Fan Yingying, Lv Jinchi, Sharifvaghefi Mahrad, Uematsu Yoshimasa
University of Southern California.
Tohoku University.
J Am Stat Assoc. 2020;115(532):1822-1834. doi: 10.1080/01621459.2019.1654878. Epub 2019 Sep 17.
Interpretability and stability are two important features that are desired in many contemporary big data applications arising in statistics, economics, and finance. While the former is enjoyed to some extent by many existing forecasting approaches, the latter in the sense of controlling the fraction of wrongly discovered features which can enhance greatly the interpretability is still largely underdeveloped. To this end, in this paper we exploit the general framework of model-X knockoffs introduced recently in Candès, Fan, Janson and Lv (2018), which is nonconventional for reproducible large-scale inference in that the framework is completely free of the use of p-values for significance testing, and suggest a new method of intertwined probabilistic factors decoupling (IPAD) for stable interpretable forecasting with knockoffs inference in high-dimensional models. The recipe of the method is constructing the knockoff variables by assuming a latent factor model that is exploited widely in economics and finance for the association structure of covariates. Our method and work are distinct from the existing literature in that we estimate the covariate distribution from data instead of assuming that it is known when constructing the knockoff variables, our procedure does not require any sample splitting, we provide theoretical justifications on the asymptotic false discovery rate control, and the theory for the power analysis is also established. Several simulation examples and the real data analysis further demonstrate that the newly suggested method has appealing finite-sample performance with desired interpretability and stability compared to some popularly used forecasting methods.

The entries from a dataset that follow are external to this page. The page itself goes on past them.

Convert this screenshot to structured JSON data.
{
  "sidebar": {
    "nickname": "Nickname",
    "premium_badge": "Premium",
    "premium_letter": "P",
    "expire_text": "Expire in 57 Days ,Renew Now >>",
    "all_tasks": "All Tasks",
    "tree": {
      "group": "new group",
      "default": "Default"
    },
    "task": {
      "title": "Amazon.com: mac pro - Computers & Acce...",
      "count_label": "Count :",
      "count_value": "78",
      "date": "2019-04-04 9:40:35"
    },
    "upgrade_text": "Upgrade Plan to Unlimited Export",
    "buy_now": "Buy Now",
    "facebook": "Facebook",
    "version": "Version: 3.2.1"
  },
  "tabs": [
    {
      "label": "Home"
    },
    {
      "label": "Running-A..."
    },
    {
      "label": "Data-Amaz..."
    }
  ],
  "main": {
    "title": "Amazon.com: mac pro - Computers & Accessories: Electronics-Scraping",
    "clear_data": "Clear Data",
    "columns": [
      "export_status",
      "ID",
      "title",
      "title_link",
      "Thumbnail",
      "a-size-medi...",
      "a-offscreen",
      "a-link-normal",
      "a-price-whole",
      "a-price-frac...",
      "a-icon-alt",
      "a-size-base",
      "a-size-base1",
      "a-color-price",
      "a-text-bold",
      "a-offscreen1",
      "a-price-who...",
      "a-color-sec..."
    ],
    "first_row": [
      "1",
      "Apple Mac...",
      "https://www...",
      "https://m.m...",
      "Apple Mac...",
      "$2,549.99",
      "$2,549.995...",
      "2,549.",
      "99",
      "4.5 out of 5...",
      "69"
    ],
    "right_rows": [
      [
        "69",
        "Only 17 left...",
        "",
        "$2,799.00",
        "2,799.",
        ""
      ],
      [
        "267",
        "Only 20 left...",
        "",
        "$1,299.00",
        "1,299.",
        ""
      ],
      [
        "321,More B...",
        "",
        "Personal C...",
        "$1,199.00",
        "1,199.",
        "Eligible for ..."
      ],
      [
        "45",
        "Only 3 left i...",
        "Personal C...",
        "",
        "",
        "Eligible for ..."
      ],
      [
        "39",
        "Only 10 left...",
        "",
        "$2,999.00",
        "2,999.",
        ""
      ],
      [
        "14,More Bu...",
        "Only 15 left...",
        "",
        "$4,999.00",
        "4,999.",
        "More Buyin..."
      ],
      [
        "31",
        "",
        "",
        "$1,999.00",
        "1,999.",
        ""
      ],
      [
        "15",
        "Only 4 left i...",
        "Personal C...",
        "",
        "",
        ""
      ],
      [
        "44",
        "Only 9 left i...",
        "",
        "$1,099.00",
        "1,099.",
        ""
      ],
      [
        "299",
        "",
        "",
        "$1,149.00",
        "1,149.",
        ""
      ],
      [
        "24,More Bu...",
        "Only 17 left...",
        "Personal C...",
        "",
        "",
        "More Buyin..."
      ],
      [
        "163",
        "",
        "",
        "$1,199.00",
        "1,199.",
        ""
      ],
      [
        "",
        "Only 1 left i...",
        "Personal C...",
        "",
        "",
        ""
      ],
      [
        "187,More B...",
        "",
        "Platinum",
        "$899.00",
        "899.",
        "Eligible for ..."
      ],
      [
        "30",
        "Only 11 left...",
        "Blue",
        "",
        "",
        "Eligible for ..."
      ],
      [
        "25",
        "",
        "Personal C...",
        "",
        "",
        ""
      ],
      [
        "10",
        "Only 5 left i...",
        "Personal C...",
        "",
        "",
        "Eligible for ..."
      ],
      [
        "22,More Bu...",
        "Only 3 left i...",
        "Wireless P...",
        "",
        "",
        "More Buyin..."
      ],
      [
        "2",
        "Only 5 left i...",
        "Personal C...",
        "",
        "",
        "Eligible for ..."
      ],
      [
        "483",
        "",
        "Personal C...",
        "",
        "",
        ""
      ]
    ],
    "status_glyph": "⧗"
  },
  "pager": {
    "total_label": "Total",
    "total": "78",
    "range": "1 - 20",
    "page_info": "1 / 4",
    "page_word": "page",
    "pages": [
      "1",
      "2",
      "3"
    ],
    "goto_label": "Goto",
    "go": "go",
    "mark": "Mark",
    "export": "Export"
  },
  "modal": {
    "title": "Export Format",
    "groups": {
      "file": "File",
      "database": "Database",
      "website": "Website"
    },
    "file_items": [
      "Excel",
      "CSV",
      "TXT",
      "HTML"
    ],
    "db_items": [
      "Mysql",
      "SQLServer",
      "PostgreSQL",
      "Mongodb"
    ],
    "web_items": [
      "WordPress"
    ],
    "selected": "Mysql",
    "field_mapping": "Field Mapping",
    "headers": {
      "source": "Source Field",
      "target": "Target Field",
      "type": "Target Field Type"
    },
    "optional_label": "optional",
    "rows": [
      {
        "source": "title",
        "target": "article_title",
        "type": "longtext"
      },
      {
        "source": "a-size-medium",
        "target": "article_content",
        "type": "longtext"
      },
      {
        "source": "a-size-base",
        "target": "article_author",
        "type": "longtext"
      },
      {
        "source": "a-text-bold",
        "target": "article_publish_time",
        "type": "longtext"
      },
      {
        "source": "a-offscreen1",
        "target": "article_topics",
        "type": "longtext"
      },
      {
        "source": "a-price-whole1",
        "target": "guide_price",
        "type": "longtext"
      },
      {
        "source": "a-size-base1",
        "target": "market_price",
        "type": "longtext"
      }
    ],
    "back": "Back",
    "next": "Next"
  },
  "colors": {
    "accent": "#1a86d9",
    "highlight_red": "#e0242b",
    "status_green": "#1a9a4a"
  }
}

可解释性和稳定性是统计、经济和金融领域中许多当代大数据应用所期望的两个重要特征。虽然许多现有预测方法在一定程度上具备前者,但在控制错误发现特征的比例以极大提高可解释性这方面,后者仍在很大程度上未得到充分发展。为此,在本文中,我们利用了Candès、Fan、Janson和Lv(2018)最近引入的模型X仿样的通用框架,该框架在可重复大规模推断方面是非传统的,因为它完全不使用p值进行显著性检验,并提出了一种新的交织概率因子解耦(IPAD)方法,用于在高维模型中通过仿样推断进行稳定的可解释预测。该方法的诀窍是通过假设一个在经济和金融中广泛用于协变量关联结构的潜在因子模型来构建仿样变量。我们的方法和工作与现有文献不同之处在于,我们从数据中估计协变量分布,而不是在构建仿样变量时假设其已知,我们的过程不需要任何样本分割,我们提供了关于渐近错误发现率控制的理论依据,并且还建立了功效分析理论。几个模拟示例和实际数据分析进一步表明,与一些常用的预测方法相比,新提出的方法具有吸引人的有限样本性能,具备所需的可解释性和稳定性。